Contre la répression et la dictature : marcher sous le feu de l’ennemi
Ne rien céder. D’abord en revendiquant que la lutte contre la répression doit au-delà de la solidarité avec les victimes, être au cœur de le lutte politique pour l’émancipation sociale et démocratique. La question qui est concrètement posée n’est pas celle de faire pression pour arracher une signature de l’état des conventions internationale sur la torture, la peine de mort ou les droits des prisonniers et l’amener à respecter ses engagements ou le dénoncer quand il ne le fait pas. Ce n’est pas le combat de Sisyphe où l’on demande aux ennemis de la démocratie de devenir des démocrates. Il ne s’agit pas non de dénoncer la répression comme un simple effet naturel, logique de la nature antipopulaire et antidémocratique du régime mais bien d’avancer des revendications, des objectifs de luttes qui permettent aux secteurs populaires de réaliser que si elles veulent satisfaire leurs aspirations et revendications les plus immédiates, elles n’auront pas d’autre choix que de s’unir et de faire face à l’appareil gouvernemental répressif. La lutte pour le droit démocratique de manifester, de s’organiser, de s’exprimer n’est pas séparable de la lutte pour la satisfaction des revendications sociales. Tout comme la légitimité de résister par tous les moyens, y compris par l’autodéfense collective et la confrontation de masse face à l’Etat policier.
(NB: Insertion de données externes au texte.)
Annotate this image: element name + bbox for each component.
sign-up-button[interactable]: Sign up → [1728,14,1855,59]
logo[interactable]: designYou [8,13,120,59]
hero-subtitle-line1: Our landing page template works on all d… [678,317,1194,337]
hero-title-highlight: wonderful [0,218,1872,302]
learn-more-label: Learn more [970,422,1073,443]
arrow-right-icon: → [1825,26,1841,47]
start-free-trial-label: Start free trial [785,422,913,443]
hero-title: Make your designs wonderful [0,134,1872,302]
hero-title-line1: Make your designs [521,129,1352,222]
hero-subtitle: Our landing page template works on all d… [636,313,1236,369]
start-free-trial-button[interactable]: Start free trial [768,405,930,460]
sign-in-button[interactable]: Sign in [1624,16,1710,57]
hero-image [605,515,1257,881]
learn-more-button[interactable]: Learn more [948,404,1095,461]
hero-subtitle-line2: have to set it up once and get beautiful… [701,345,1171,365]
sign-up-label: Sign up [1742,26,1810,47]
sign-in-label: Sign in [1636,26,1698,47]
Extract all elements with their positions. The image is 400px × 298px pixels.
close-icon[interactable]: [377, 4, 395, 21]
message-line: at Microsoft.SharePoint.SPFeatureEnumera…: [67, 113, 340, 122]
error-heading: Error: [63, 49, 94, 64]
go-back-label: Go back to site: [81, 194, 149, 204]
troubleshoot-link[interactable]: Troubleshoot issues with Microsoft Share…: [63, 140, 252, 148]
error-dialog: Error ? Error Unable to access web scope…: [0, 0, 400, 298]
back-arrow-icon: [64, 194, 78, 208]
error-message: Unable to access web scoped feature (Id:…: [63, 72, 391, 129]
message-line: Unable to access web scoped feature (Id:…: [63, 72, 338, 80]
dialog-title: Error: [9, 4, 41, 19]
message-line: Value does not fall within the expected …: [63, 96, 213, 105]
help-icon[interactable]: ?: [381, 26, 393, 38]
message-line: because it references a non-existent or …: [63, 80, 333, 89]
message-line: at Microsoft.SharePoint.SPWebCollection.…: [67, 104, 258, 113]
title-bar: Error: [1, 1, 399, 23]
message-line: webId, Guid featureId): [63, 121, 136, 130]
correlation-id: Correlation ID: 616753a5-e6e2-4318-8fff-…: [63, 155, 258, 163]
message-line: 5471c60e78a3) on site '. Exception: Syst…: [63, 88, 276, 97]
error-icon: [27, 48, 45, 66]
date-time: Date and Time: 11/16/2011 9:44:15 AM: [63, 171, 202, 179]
En réalité, la lutte démocratique de masse doit viser le démantèlement de l’ensemble des appareils de répression et des institutions du pouvoir, à réaliser l’unité organique de la lutte contre l’exploitation, la dépendance et le despotisme. Elle n’exclut pas des objectifs spécifiques plus immédiats qui est celle de l’amnistie générale des prisonniers politiques et du mouvement social, la fin de l’impunité des tortionnaires et des responsables des crimes économiques et politiques, mais nous devons intégrer ces objectifs immédiats à des objectifs plus larges visant à mettre fin à la répression globale et au système politique qui la nourrit. Dans cette perspective, ce qui importe est la capacité à donner un caractère populaire à la lutte contre la répression. C’est possible comme le montre, malgré des limites et difficultés, les initiatives de masses qu’ont pu prendre nos camardes étudiants de Fès au moment de la grève de la faim de Rouissi et de ses camarades. C’est possible comme en témoigne les résistances portées dans le Rif et à Taza. Mais l’enjeu est bien de donner un caractère national à cette dynamique, qui va bien au-delà des caravanes de solidarité ponctuelles ou des communiqués de soutien. C’est d’une manière consciente, prolongée, que la lutte contre la répression et pour la libération des détenus doit être au cœur des différents fronts de luttes. Y compris sur le terrain international. Une des faiblesses du régime tient à sa volonté de préserver son image extérieure qui lui donne l’illusion d’une exception marocaine. L’impérialisme, fidèle soutien est prêt d’une manière pragmatique à lâcher tout régime qui lui parait incapable de mater la rébellion et d’assurer ses intérêts fut-il son allié de toujours. La façade démocratique et l’intégration soumise à la mondialisation capitaliste a permis de renouveler des soutiens néocoloniaux mais une des tâches est justement de réduire ce soutien, de l’isoler sur le plan international, d’exiger l’arrêt des coopérations sécuritaires et militaires, de mettre fin au silence médiatique qui masque la réalité de l’autre Maroc. Travailler à l’émergence d’une solidarité internationale est d’une nécessité absolue pour l’obliger à reculer aujourd’hui et de le faire dégager demain.
La lutte pour la révolution populaire continue!